23 Maggio 2024
 
Giovedì della VII Settimana T. O.
 
Gc 5,1-6; Salmo Responsoriale 48 [49]; Mc 9,41-50
 
Colletta
Il tuo aiuto, Dio onnipotente,
ci renda sempre attenti alla voce dello Spirito,
perché possiamo conoscere ciò che è conforme alla tua volontà
e attuarlo nelle parole e nelle opere.
Per il nostro Signore Gesù Cristo.
 
La Geènna: Catechismo della Chiesa Cattolica 1034: Gesù parla ripetutamente della «geenna», del «fuoco inestinguibile», che è riservato a chi sino alla fine della vita rifiuta di credere e di convertirsi, e dove possono perire sia l’anima che il corpo. Gesù annunzia con parole severe: «Il Figlio dell’uomo manderà i suoi angeli, i quali raccoglieranno [...] tutti gli operatori di iniquità e li getteranno nella fornace ardente» (Mt 13,41-42), ed egli pronunzierà la condanna: «Via, lontano da me, maledetti, nel fuoco eterno!» (Mt 25,41).
1035 La Chiesa nel suo insegnamento afferma l’esistenza dell’inferno e la sua eternità. Le anime di coloro che muoiono in stato di peccato mortale, dopo la morte discendono immediatamente negli inferi, dove subiscono le pene dell’inferno, «il fuoco eterno». La pena principale dell’inferno consiste nella separazione eterna da Dio, nel quale soltanto l’uomo può avere la vita e la felicità per le quali è stato creato e alle quali aspira.
1036 Le affermazioni della Sacra Scrittura e gli insegnamenti della Chiesa riguardanti l’inferno sono un appello alla responsabilità con la quale l’uomo deve usare la propria libertà in vista del proprio destino eterno.
Costituiscono nello stesso tempo un pressante appello alla conversione: «Entrate per la porta stretta, perché larga è la porta e spaziosa la via che conduce alla perdizione, e molti sono quelli che entrano per essa; quanto stretta invece è la porta e angusta la via che conduce alla vita, e quanto pochi sono quelli che la trovano!» (Mt 7,13-17).
 
I Lettura: L’impietosa denuncia di Giacomo mette in risalto quanto fossero odiati i ricchi, ma in modo particolare coloro la cui ricchezza trasudava del sangue dei poveri. La condanna dei ricchi malvagi era già presente nella predicazione dei profeti.
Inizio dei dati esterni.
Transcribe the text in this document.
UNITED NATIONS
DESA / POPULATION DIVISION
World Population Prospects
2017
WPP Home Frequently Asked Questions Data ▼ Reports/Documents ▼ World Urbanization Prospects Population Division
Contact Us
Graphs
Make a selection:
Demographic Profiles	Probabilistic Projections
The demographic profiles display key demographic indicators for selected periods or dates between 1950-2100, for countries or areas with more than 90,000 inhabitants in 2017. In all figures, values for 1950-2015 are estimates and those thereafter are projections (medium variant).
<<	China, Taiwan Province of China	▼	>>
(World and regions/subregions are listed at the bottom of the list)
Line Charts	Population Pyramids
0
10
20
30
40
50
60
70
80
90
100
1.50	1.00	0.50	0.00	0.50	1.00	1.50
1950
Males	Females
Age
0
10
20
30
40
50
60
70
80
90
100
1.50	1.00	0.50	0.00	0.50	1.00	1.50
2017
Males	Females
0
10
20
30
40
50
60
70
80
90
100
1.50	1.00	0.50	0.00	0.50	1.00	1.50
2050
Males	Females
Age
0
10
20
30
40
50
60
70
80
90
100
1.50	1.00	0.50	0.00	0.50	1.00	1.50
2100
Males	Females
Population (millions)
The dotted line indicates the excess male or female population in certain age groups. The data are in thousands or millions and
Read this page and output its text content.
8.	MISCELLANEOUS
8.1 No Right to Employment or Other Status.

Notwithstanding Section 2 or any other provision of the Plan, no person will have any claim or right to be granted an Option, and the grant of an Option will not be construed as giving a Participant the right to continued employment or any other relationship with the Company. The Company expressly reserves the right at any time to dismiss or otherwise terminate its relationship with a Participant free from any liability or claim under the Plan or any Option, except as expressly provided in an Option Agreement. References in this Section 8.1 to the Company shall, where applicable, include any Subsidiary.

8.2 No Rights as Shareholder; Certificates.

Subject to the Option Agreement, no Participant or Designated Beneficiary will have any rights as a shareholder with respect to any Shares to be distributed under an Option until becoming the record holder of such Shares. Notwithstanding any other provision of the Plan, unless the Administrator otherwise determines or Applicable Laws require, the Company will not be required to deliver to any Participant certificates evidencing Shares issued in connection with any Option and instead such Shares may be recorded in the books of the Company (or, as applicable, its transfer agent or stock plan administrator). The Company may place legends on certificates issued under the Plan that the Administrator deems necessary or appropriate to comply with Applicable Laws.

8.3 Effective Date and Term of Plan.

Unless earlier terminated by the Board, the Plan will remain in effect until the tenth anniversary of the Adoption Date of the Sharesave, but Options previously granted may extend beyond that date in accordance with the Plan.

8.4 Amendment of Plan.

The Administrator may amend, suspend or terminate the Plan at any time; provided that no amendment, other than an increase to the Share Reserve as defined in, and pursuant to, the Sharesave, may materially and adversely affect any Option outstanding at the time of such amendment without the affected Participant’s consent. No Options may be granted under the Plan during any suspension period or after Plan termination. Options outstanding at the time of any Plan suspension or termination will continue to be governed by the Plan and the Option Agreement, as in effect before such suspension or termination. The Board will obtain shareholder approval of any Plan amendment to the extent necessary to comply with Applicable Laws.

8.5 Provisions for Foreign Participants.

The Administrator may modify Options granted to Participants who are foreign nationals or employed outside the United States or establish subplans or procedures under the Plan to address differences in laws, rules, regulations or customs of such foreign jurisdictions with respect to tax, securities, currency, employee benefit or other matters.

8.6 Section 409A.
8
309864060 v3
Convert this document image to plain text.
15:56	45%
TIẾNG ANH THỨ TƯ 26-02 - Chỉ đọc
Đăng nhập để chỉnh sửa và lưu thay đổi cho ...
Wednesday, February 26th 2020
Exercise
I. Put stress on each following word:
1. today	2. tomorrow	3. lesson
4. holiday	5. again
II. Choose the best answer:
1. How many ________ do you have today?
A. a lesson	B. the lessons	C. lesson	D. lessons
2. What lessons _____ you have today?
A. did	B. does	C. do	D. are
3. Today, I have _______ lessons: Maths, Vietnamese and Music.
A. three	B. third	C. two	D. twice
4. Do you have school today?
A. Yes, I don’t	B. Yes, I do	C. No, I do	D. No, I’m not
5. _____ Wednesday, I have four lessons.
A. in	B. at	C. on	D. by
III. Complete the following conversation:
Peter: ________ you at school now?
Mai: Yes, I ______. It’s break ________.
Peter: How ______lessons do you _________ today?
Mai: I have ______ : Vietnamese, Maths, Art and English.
Abacuc con estrema schiettezza dirà a Israele: «La ricchezza rende malvagi ... Guai a chi accumula ciò che non è suo» (Ab 2,5-6). Di queste parole troviamo una risonanza nei «guai ai ricchi» registrati nel vangelo di Luca (cfr. 6,24). Anche Paolo ha parole molto dure in questo senso. Comunque, non è una condanna delle ricchezze in sé, ma dell’uso cattivo che tende a calpestare i diritti altrui. Per cui va bene il monito di Paolo suggerito a Timoteo: «Ai ricchi in questo mondo raccomanda di non essere orgogliosi, di non riporre la speranza sull’incertezza delle ricchezze, ma in Dio, che tutto ci dà con abbondanza perché ne possiamo godere; di fare del bene, di arricchirsi di opere buone, di essere pronti a dare, di essere generosi, mettendosi così da parte un buon capitale per il futuro, per acquistarsi la vita vera» (1Tm 6,17). Un consiglio che conserva sempre il suo grande valore morale e ascetico.
 
Vangelo
È meglio per te entrare nella vita con una mano sola, anziché con le due mani andare nella Geènna.
 
Chi scandalizzerà uno solo di questi piccoli che credono in me: I piccoli non sono tanto i bambini, ma i credenti dalla fede vacillante, i cristiani deboli esposti allo scandalo. I credenti, al dire di sant’Alberto Magno, qui sono «detti piccoli per la loro fede limitata e perché possono essere facilmente scandalizzati, sono cioè deboli nella fede e pronti al peccato, provocati anche dai cattivi esempi dei sacerdoti». E Gesù su questo punto non ammette deroghe. Il giudizio è severissimo, un giudizio espresso con parole di fuoco. Qui viene sfumata l’immagine edulcorata del Gesù buono a tutti i costi, pronto a perdonare tutto a tutti.
 
Dal Vangelo secondo Marco
Mc 9,38-40
 
In quel tempo, Gesù disse ai suoi discepoli:
«Chiunque vi darà da bere un bicchiere d’acqua nel mio nome perché siete di Cristo, in verità io vi dico, non perderà la sua ricompensa.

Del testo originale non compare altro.